Sunday, February 7, 2010

Sex-Change Operations Are Deductible According to Tax Court

The internal revenue code is a monstrous nightmare of special-interest loopholes and class-warfare penalties, but at least is generates some interesting stories. Here's a report from Bloomgberg about a court deciding that the costs of switching from a man to a woman are tax deductible. Since I'm not a leftist, I'm not going to make the absurd argument that taxpayers are subsidizing sex-change operations. After all, the case revolved around how much of his/her own money the taxpayer got to keep. But I am an economist, so I'm going to say that tax loopholes tilt the playing field and encourage all sorts of inefficient outcomes. Indeed, this tax court ruling should be seen as a symbol of why tax preferences for health care should be eliminated as part of the shift to a simple, fair, and neutral flat tax:

Costs incurred in sex-change operations and procedures are tax-deductible, the U.S. Tax Court ruled. The Washington-based court decided yesterday that hormone therapies and sex reassignment surgeries are necessary to treat gender identity disorder, a disease, in the case of a Boston- area man who became a woman named Rhiannon O’Donnabhain. “The Court is persuaded that petitioner’s sex reassignment surgery was medically necessary,” Judge Joseph Gale wrote in a 69-page decision for the majority.
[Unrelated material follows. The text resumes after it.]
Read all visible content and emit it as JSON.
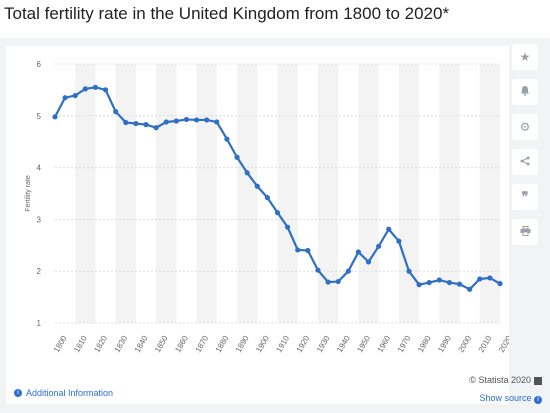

The decision is the first to rule that sex-change operations qualify as medical care and overturns a 2005 Internal Revenue Service policy denying medical expense deductions in such operations on the grounds they are ‘cosmetic.’’ The case involves a $5,679 tax bill assessed by the IRS, which denied medical deductions claimed by O’Donnabhain after she underwent sex reassignment-surgery in 2000. O’Donnabhain, a civil engineer who joined the U.S. Coast Guard during the Vietnam War, was diagnosed with gender identity disorder in 1997. O’Donnabhain sued the IRS after it denied her deduction of $25,000 in out-of-pocket medical costs associated with the surgeries and other care such as hormone treatments and counseling, according to Boston-based Gay & Lesbian Advocates & Defenders, which represented her in court.